Ledakan di tiga gereja dan tiga hotel di Sri Lanka yang menewaskan jamaah dan tamu hotel juga meruntuhkan langit-langit dan memecahkan jendela.
Orang-orang terlihat membawa korban dari sofa yang berlumuran darah. Para saksi menggambarkan ledakan dahsyat, diikuti dengan adegan asap, darah, pecahan kaca, alarm berbunyi dan korban berteriak.
“Orang-orang terseret keluar,” kata Bhanuka Harischandra, dari Kolombo, seorang pendiri perusahaan pemasaran teknologi berusia 24 tahun yang sedang menuju ke Hotel Shangri-La di kota tersebut untuk sebuah pertemuan ketika hotel tersebut dibom pada hari Minggu.
Lihat berita terbaru dan streaming gratis 7 ditambah >>
“Orang-orang tidak tahu apa yang sedang terjadi. Itu adalah mode panik.”
Dia menambahkan: “Ada darah di mana-mana.”
Sebagian besar dari lebih dari 200 orang yang terbunuh adalah warga Sri Lanka. Namun tiga hotel dan salah satu gereja, St Anthony’s Shrine, sering dikunjungi oleh wisatawan asing, dan Kementerian Luar Negeri Sri Lanka mengatakan sedikitnya 27 jenazah warga asing dari berbagai negara telah ditemukan.
AS mengatakan “beberapa” warga Amerika termasuk di antara korban tewas, sementara Inggris dan Tiongkok mengatakan mereka juga kehilangan warga negaranya.
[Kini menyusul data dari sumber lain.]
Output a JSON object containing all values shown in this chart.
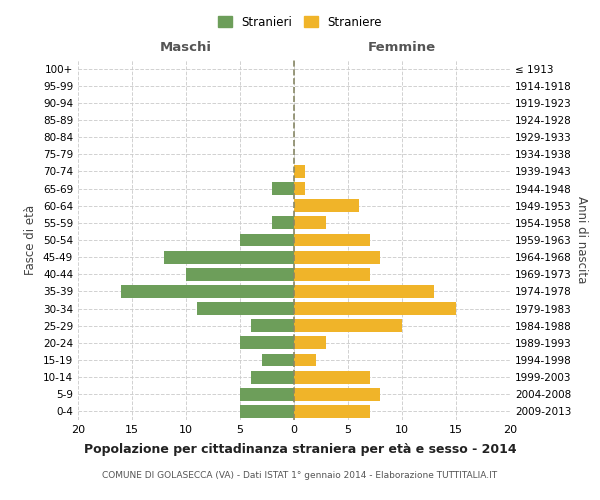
{
  "age_groups": [
    "100+",
    "95-99",
    "90-94",
    "85-89",
    "80-84",
    "75-79",
    "70-74",
    "65-69",
    "60-64",
    "55-59",
    "50-54",
    "45-49",
    "40-44",
    "35-39",
    "30-34",
    "25-29",
    "20-24",
    "15-19",
    "10-14",
    "5-9",
    "0-4"
  ],
  "birth_years": [
    "≤ 1913",
    "1914-1918",
    "1919-1923",
    "1924-1928",
    "1929-1933",
    "1934-1938",
    "1939-1943",
    "1944-1948",
    "1949-1953",
    "1954-1958",
    "1959-1963",
    "1964-1968",
    "1969-1973",
    "1974-1978",
    "1979-1983",
    "1984-1988",
    "1989-1993",
    "1994-1998",
    "1999-2003",
    "2004-2008",
    "2009-2013"
  ],
  "males": [
    0,
    0,
    0,
    0,
    0,
    0,
    0,
    2,
    0,
    2,
    5,
    12,
    10,
    16,
    9,
    4,
    5,
    3,
    4,
    5,
    5
  ],
  "females": [
    0,
    0,
    0,
    0,
    0,
    0,
    1,
    1,
    6,
    3,
    7,
    8,
    7,
    13,
    15,
    10,
    3,
    2,
    7,
    8,
    7
  ],
  "male_color": "#6d9e5a",
  "female_color": "#f0b429",
  "male_label": "Stranieri",
  "female_label": "Straniere",
  "title": "Popolazione per cittadinanza straniera per età e sesso - 2014",
  "subtitle": "COMUNE DI GOLASECCA (VA) - Dati ISTAT 1° gennaio 2014 - Elaborazione TUTTITALIA.IT",
  "xlabel_left": "Maschi",
  "xlabel_right": "Femmine",
  "ylabel_left": "Fasce di età",
  "ylabel_right": "Anni di nascita",
  "xlim": 20,
  "background_color": "#ffffff",
  "grid_color": "#cccccc"
}
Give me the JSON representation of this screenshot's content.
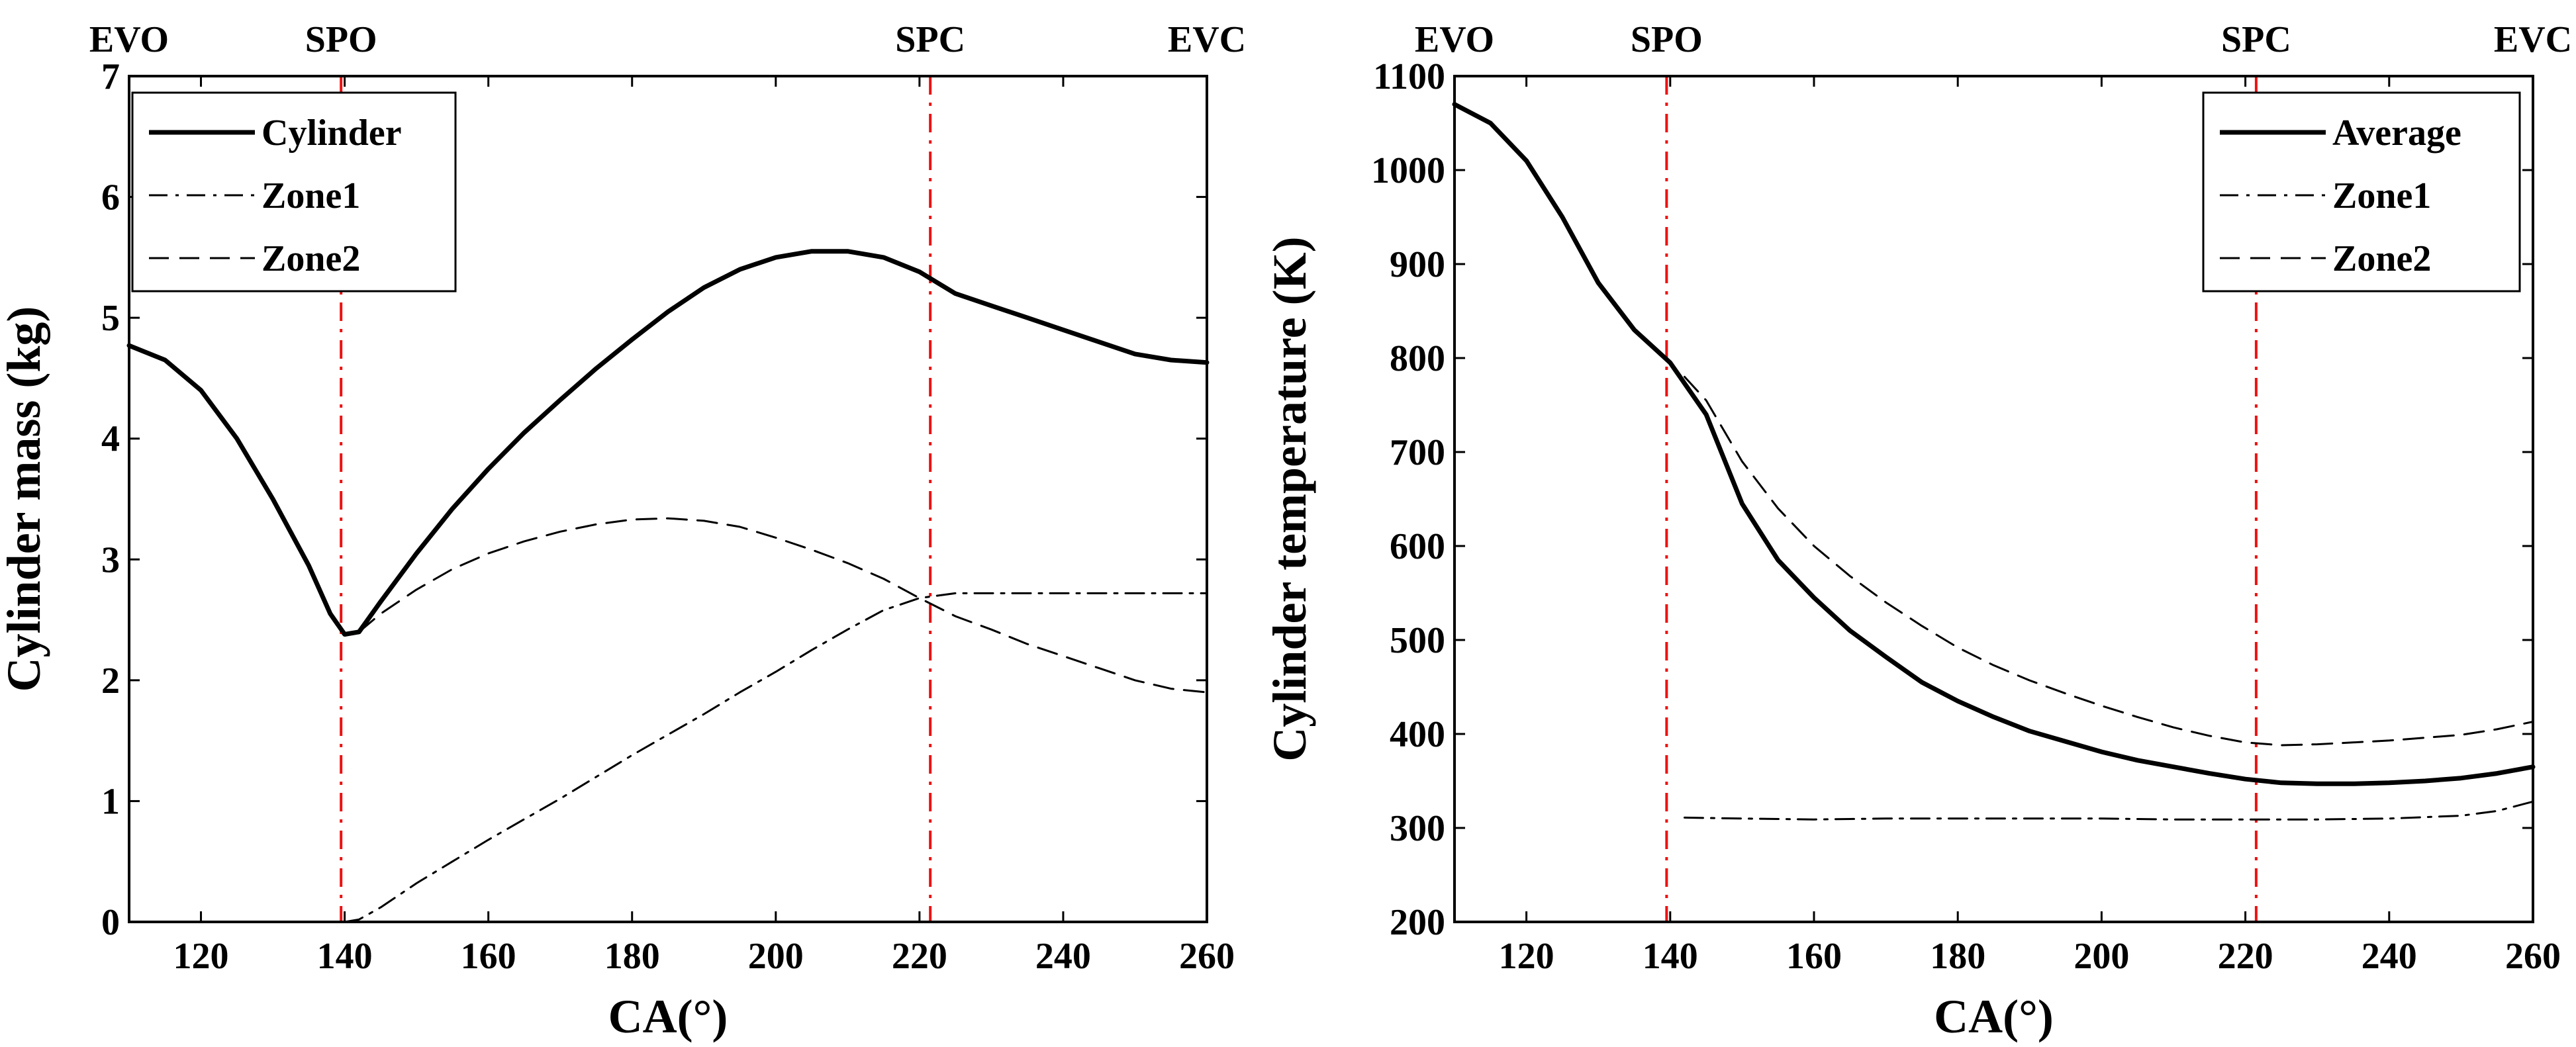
{
  "chart_data": [
    {
      "type": "line",
      "xlabel": "CA(°)",
      "ylabel": "Cylinder mass (kg)",
      "xlim": [
        110,
        260
      ],
      "ylim": [
        0,
        7
      ],
      "xticks": [
        120,
        140,
        160,
        180,
        200,
        220,
        240,
        260
      ],
      "yticks": [
        0,
        1,
        2,
        3,
        4,
        5,
        6,
        7
      ],
      "grid": false,
      "legend_position": "top-left",
      "event_markers": [
        {
          "label": "SPO",
          "x": 139.5
        },
        {
          "label": "SPC",
          "x": 221.5
        }
      ],
      "top_labels": [
        {
          "label": "EVO",
          "x": 110
        },
        {
          "label": "SPO",
          "x": 139.5
        },
        {
          "label": "SPC",
          "x": 221.5
        },
        {
          "label": "EVC",
          "x": 260
        }
      ],
      "series": [
        {
          "name": "Cylinder",
          "style": "solid",
          "x": [
            110,
            115,
            120,
            125,
            130,
            135,
            138,
            140,
            142,
            145,
            150,
            155,
            160,
            165,
            170,
            175,
            180,
            185,
            190,
            195,
            200,
            205,
            210,
            215,
            220,
            225,
            230,
            235,
            240,
            245,
            250,
            255,
            260
          ],
          "y": [
            4.77,
            4.65,
            4.4,
            4.0,
            3.5,
            2.95,
            2.55,
            2.38,
            2.4,
            2.65,
            3.05,
            3.42,
            3.75,
            4.05,
            4.32,
            4.58,
            4.82,
            5.05,
            5.25,
            5.4,
            5.5,
            5.55,
            5.55,
            5.5,
            5.38,
            5.2,
            5.1,
            5.0,
            4.9,
            4.8,
            4.7,
            4.65,
            4.63
          ]
        },
        {
          "name": "Zone1",
          "style": "dashdot",
          "x": [
            140,
            142,
            145,
            150,
            155,
            160,
            165,
            170,
            175,
            180,
            185,
            190,
            195,
            200,
            205,
            210,
            215,
            220,
            225,
            230,
            240,
            250,
            260
          ],
          "y": [
            0.0,
            0.02,
            0.12,
            0.32,
            0.5,
            0.68,
            0.85,
            1.02,
            1.2,
            1.38,
            1.55,
            1.72,
            1.9,
            2.07,
            2.25,
            2.42,
            2.58,
            2.68,
            2.72,
            2.72,
            2.72,
            2.72,
            2.72
          ]
        },
        {
          "name": "Zone2",
          "style": "dashed",
          "x": [
            142,
            145,
            150,
            155,
            160,
            165,
            170,
            175,
            180,
            185,
            190,
            195,
            200,
            205,
            210,
            215,
            220,
            225,
            230,
            235,
            240,
            245,
            250,
            255,
            260
          ],
          "y": [
            2.4,
            2.55,
            2.75,
            2.92,
            3.05,
            3.15,
            3.23,
            3.29,
            3.33,
            3.34,
            3.32,
            3.27,
            3.18,
            3.08,
            2.97,
            2.84,
            2.68,
            2.53,
            2.42,
            2.3,
            2.2,
            2.1,
            2.0,
            1.93,
            1.9
          ]
        }
      ]
    },
    {
      "type": "line",
      "xlabel": "CA(°)",
      "ylabel": "Cylinder temperature (K)",
      "xlim": [
        110,
        260
      ],
      "ylim": [
        200,
        1100
      ],
      "xticks": [
        120,
        140,
        160,
        180,
        200,
        220,
        240,
        260
      ],
      "yticks": [
        200,
        300,
        400,
        500,
        600,
        700,
        800,
        900,
        1000,
        1100
      ],
      "grid": false,
      "legend_position": "top-right",
      "event_markers": [
        {
          "label": "SPO",
          "x": 139.5
        },
        {
          "label": "SPC",
          "x": 221.5
        }
      ],
      "top_labels": [
        {
          "label": "EVO",
          "x": 110
        },
        {
          "label": "SPO",
          "x": 139.5
        },
        {
          "label": "SPC",
          "x": 221.5
        },
        {
          "label": "EVC",
          "x": 260
        }
      ],
      "series": [
        {
          "name": "Average",
          "style": "solid",
          "x": [
            110,
            115,
            120,
            125,
            130,
            135,
            140,
            145,
            150,
            155,
            160,
            165,
            170,
            175,
            180,
            185,
            190,
            195,
            200,
            205,
            210,
            215,
            220,
            225,
            230,
            235,
            240,
            245,
            250,
            255,
            260
          ],
          "y": [
            1070,
            1050,
            1010,
            950,
            880,
            830,
            795,
            740,
            645,
            585,
            545,
            510,
            482,
            455,
            435,
            418,
            403,
            392,
            381,
            372,
            365,
            358,
            352,
            348,
            347,
            347,
            348,
            350,
            353,
            358,
            365
          ]
        },
        {
          "name": "Zone1",
          "style": "dashdot",
          "x": [
            142,
            150,
            160,
            170,
            180,
            190,
            200,
            210,
            220,
            230,
            240,
            250,
            255,
            260
          ],
          "y": [
            311,
            310,
            309,
            310,
            310,
            310,
            310,
            309,
            309,
            309,
            310,
            313,
            318,
            328
          ]
        },
        {
          "name": "Zone2",
          "style": "dashed",
          "x": [
            142,
            145,
            150,
            155,
            160,
            165,
            170,
            175,
            180,
            185,
            190,
            195,
            200,
            205,
            210,
            215,
            220,
            225,
            230,
            235,
            240,
            245,
            250,
            255,
            260
          ],
          "y": [
            780,
            755,
            690,
            640,
            600,
            568,
            540,
            515,
            492,
            473,
            457,
            443,
            430,
            418,
            407,
            398,
            391,
            388,
            389,
            391,
            393,
            396,
            399,
            405,
            413
          ]
        }
      ]
    }
  ]
}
Besarnya pertumpahan darah ini mengingatkan kita pada hari-hari terburuk perang saudara yang telah berlangsung selama 26 tahun di Sri Lanka, ketika Macan Tamil, kelompok pemberontak dari etnis minoritas Tamil, berupaya memperoleh kemerdekaan dari negara mayoritas beragama Buddha tersebut.
Selama perang, Macan Tamil dan pemberontak lainnya melakukan banyak pemboman. Orang Tamil beragama Hindu, Muslim dan Kristen.
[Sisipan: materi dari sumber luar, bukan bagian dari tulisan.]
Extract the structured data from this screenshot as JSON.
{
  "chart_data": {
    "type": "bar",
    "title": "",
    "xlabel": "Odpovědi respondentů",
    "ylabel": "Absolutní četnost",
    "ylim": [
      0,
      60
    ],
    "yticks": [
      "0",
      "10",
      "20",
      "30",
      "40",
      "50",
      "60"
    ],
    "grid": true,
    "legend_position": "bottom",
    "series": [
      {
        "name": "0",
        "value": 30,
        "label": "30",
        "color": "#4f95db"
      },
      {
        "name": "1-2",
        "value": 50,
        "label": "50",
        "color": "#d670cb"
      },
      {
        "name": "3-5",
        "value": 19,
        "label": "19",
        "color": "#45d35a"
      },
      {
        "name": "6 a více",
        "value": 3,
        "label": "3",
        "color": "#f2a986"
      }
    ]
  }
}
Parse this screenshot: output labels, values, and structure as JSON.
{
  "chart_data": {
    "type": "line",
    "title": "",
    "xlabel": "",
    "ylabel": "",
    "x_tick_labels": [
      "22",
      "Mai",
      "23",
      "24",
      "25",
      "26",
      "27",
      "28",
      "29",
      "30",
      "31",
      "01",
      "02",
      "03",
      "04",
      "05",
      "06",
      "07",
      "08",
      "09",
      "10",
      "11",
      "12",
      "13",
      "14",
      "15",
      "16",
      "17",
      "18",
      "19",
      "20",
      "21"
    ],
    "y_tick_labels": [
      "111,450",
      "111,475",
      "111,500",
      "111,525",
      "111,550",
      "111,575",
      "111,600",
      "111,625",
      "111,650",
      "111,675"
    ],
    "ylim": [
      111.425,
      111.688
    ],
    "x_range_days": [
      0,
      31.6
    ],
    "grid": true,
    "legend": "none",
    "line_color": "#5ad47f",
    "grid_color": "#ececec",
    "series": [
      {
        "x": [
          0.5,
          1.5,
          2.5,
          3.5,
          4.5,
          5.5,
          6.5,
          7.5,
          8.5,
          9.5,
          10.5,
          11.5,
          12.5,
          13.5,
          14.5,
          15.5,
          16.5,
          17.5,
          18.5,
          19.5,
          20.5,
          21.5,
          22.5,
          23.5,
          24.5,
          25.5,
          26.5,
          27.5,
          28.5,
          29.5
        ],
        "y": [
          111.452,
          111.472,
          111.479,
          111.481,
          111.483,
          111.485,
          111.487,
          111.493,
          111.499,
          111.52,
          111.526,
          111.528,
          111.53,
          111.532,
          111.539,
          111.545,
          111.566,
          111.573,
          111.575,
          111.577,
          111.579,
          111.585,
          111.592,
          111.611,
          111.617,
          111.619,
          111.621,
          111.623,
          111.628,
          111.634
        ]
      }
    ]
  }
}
TV lokal menunjukkan restoran Shangri-La di lantai dua berantakan, dengan langit-langit dan jendela pecah. Kabel-kabel yang lepas digantung dan meja-meja terbalik di ruang hitam.
Dari luar barisan polisi, terlihat tiga jenazah ditutupi kain putih.
Turis asing bergegas menggunakan ponsel mereka untuk mengirim pesan kepada keluarga dan orang-orang terkasih di seluruh dunia bahwa mereka baik-baik saja.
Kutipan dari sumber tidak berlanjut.